Ice Line Quad Rinks
- Interactive map of Ice Line Quad Rinks
- Address: 700 Lawrence Drive, West Chester, Pennsylvania, United States
- Owner: John Graves
- Capacity: 500
- Surface: Ice 200 ft × 85 ft (61 m × 26 m)

Tenants
- West Chester University (Varsity) (ECHA) West Chester University (JV) (CSCHC) West Chester University (Women) (CHE) Penn State Brandywine (DVCHC) Villanova University (ECHA) Philadelphia Junior Flyers (EHL)

= Ice Line Quad Rinks =

Ice arena in Pennsylvania, U.S.

Ice Line Quad Rinks is an ice arena in West Chester, Pennsylvania, United States. The building contains four NHL-regulation ice surfaces, each with a seating capacity of 500, concession area, and other amenities.
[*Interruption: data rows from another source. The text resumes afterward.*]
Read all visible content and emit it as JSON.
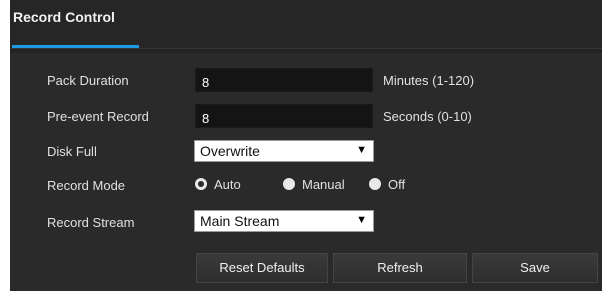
{
  "tab": {
    "title": "Record Control"
  },
  "fields": {
    "pack_duration": {
      "label": "Pack Duration",
      "value": "8",
      "unit": "Minutes (1-120)"
    },
    "pre_event": {
      "label": "Pre-event Record",
      "value": "8",
      "unit": "Seconds (0-10)"
    },
    "disk_full": {
      "label": "Disk Full",
      "selected": "Overwrite"
    },
    "record_mode": {
      "label": "Record Mode",
      "options": [
        "Auto",
        "Manual",
        "Off"
      ],
      "selected": "Auto"
    },
    "record_stream": {
      "label": "Record Stream",
      "selected": "Main Stream"
    }
  },
  "buttons": {
    "reset": "Reset Defaults",
    "refresh": "Refresh",
    "save": "Save"
  },
  "colors": {
    "accent": "#1e9ae0",
    "panel": "#2a2a2a"
  }
}
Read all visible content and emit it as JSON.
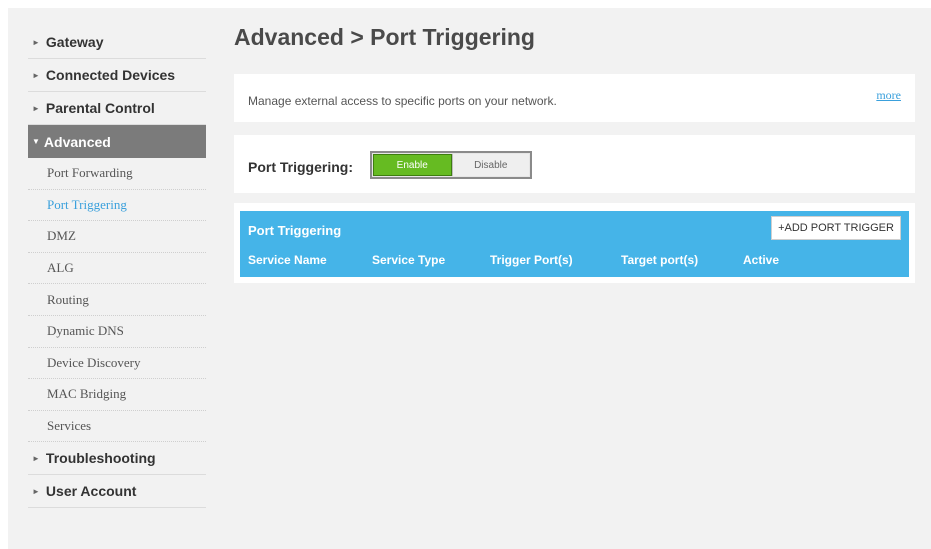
{
  "sidebar": {
    "main_top": [
      {
        "label": "Gateway"
      },
      {
        "label": "Connected Devices"
      },
      {
        "label": "Parental Control"
      }
    ],
    "active_label": "Advanced",
    "sub_items": [
      {
        "label": "Port Forwarding"
      },
      {
        "label": "Port Triggering"
      },
      {
        "label": "DMZ"
      },
      {
        "label": "ALG"
      },
      {
        "label": "Routing"
      },
      {
        "label": "Dynamic DNS"
      },
      {
        "label": "Device Discovery"
      },
      {
        "label": "MAC Bridging"
      },
      {
        "label": "Services"
      }
    ],
    "main_bottom": [
      {
        "label": "Troubleshooting"
      },
      {
        "label": "User Account"
      }
    ]
  },
  "page": {
    "title": "Advanced > Port Triggering",
    "description": "Manage external access to specific ports on your network.",
    "more_link": "more"
  },
  "toggle": {
    "label": "Port Triggering:",
    "enable": "Enable",
    "disable": "Disable",
    "selected": "Enable"
  },
  "table": {
    "title": "Port Triggering",
    "add_button": "+ADD PORT TRIGGER",
    "columns": [
      "Service Name",
      "Service Type",
      "Trigger Port(s)",
      "Target port(s)",
      "Active"
    ],
    "rows": []
  },
  "colors": {
    "accent": "#45b4e8",
    "enable_green": "#66bb22",
    "active_nav": "#7b7b7b",
    "link": "#3aa0dc"
  }
}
The rink is the home of a number of programs, including:

- West Chester University of Pennsylvania men's ice hockey teams competing at the ACHA Division I level in the ESCHL and JV team at the ACHA DII level in the Colonial States College Hockey Conference (CSCHC). Hosted the latter's league playoffs in February 2016.
- West Chester University women's ice hockey team competing at the ACHA Women's DII level in College Hockey East (CHE).
- Philadelphia Junior Flyers Tier III Jr. A junior ice hockey team playing in the Eastern Hockey League (EHL).

In addition Ice Line hosts a number of Junior, youth, high school, and adult ice hockey games and tournaments, ice skating, and figure skating.